Comparison Between Bench-Top and Computational Modelling of Cerebral Thromboembolism in Ventricular Assist Device Circulation.

Despite improvements in ventricular assist devices (VAD) design, VAD-induced stroke rates remain remarkably high at 14-47%. We previously employed computational fluid dynamics (CFD) to propose adjustment of VAD outflow graft (VAD-OG) implantation to reduce stoke. Herein, we present an in-vitro model of cerebral vessel embolization in VAD-assisted circulation, and compare benchtop results to CFD predictions. The benchtop flow-loop consists of a 3D printed aortic bed using Accura 60 polymer driven by a continuous-flow pump. Three hundred spherical particles simulating thrombi of 2, 3.5, and 5 mm diameters were injected at the mock VAD-OG inlet. A water and glycerin mixture (3.8 cP viscosity) synthetically mimicked blood. The flowrate was adjusted to match the CFD Reynolds number. Catch cans were used to capture and count particles reaching cerebral vessels.

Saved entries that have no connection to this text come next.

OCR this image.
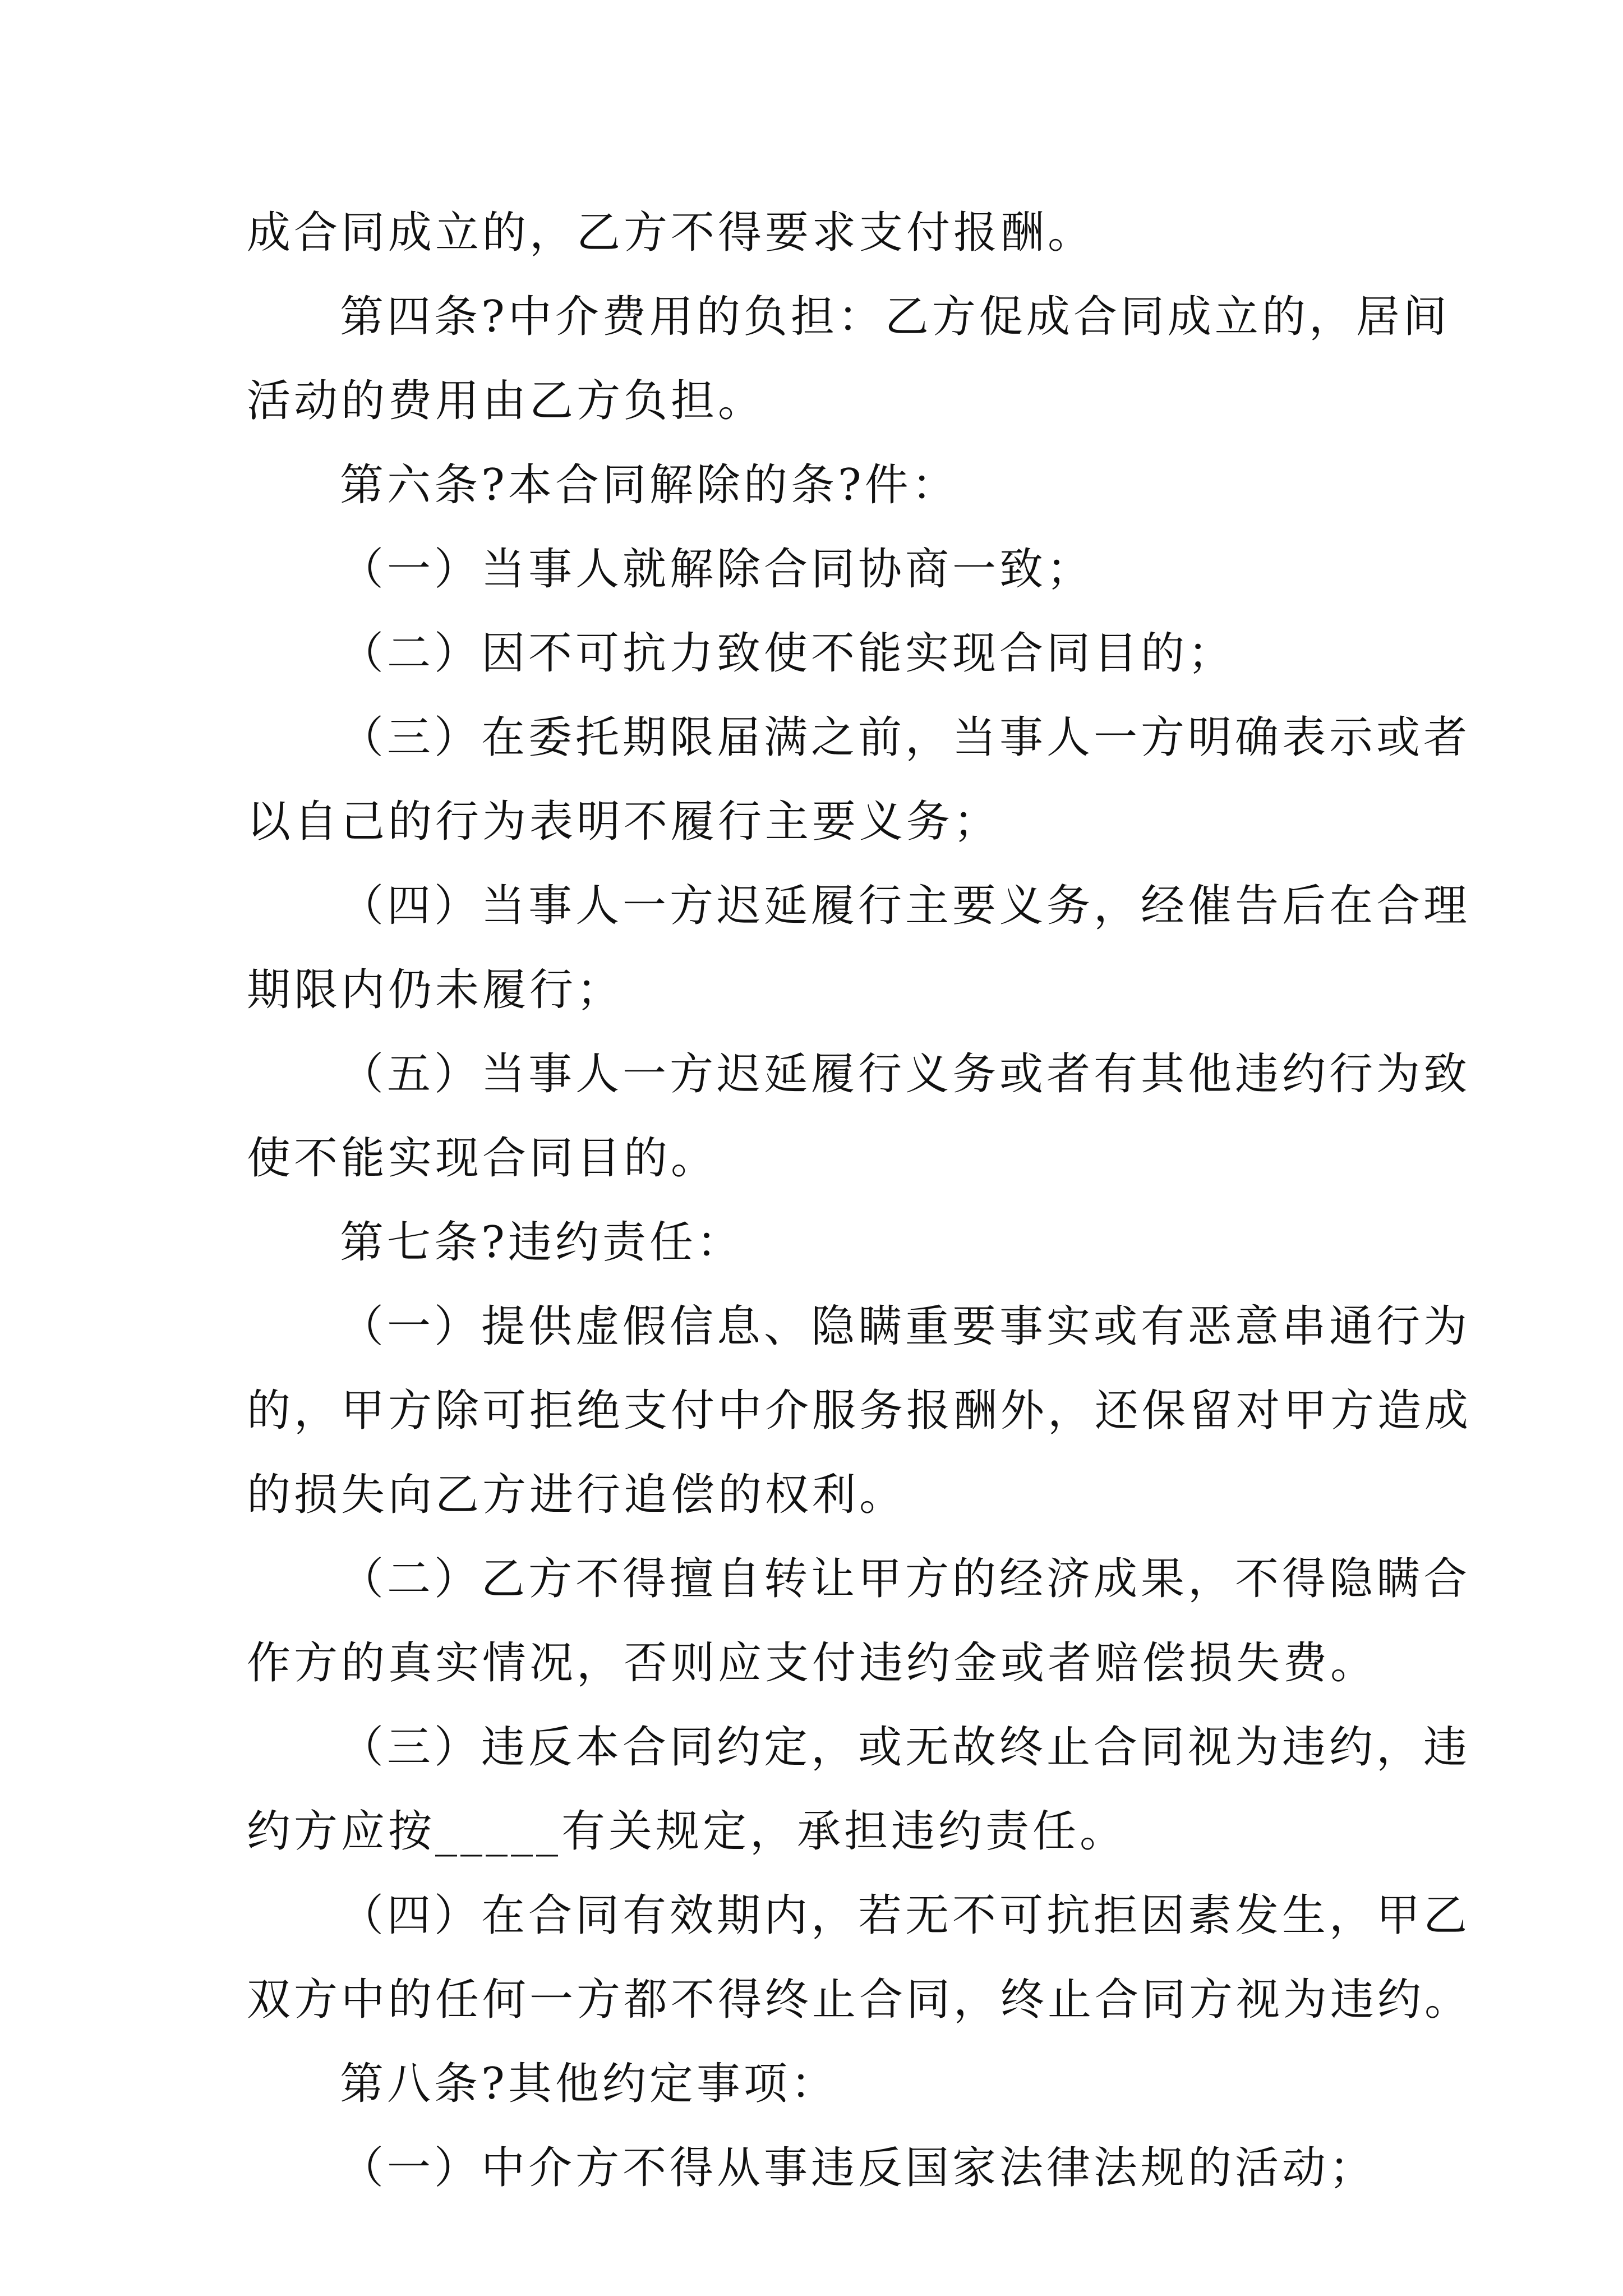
成合同成立的，乙方不得要求支付报酬。
第四条?中介费用的负担：乙方促成合同成立的，居间
活动的费用由乙方负担。
第六条?本合同解除的条?件：
（一）当事人就解除合同协商一致；
（二）因不可抗力致使不能实现合同目的；
（三）在委托期限届满之前，当事人一方明确表示或者
以自己的行为表明不履行主要义务；
（四）当事人一方迟延履行主要义务，经催告后在合理
期限内仍未履行；
（五）当事人一方迟延履行义务或者有其他违约行为致
使不能实现合同目的。
第七条?违约责任：
（一）提供虚假信息、隐瞒重要事实或有恶意串通行为
的，甲方除可拒绝支付中介服务报酬外，还保留对甲方造成
的损失向乙方进行追偿的权利。
（二）乙方不得擅自转让甲方的经济成果，不得隐瞒合
作方的真实情况，否则应支付违约金或者赔偿损失费。
（三）违反本合同约定，或无故终止合同视为违约，违
约方应按_____有关规定，承担违约责任。
（四）在合同有效期内，若无不可抗拒因素发生，甲乙
双方中的任何一方都不得终止合同，终止合同方视为违约。
第八条?其他约定事项：
（一）中介方不得从事违反国家法律法规的活动；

VAD-OG geometries were evaluated using comparison of means Z-score range of -1.96 ≤ Z ≤ 1.96 to demonstrate overall agreement between computational and in-vitro techniques. Z-scores were: (i) Z = -1.05 for perpendicular (0°), (ii) Z = 0.32 for intermediate (30°), and (iii) Z = -0.52 for shallow (60°) anastomosis and confirmed agreement for all geometries. This study confirmed added benefits of using a left carotid artery bypass-graft with percent embolization reduction: 22.6% for perpendicular, 21.2% for intermediate, and 11.9% for shallow anastomoses. The shallow anastomosis demonstrated lower degrees of aortic arch flow recirculation, consistent with steady-flow computations. Quantitatively and qualitatively, contemporary steady-flow computational models for predicting VAD-induced cerebral embolization can be achieved in-vitro to validate the CFD equivalent.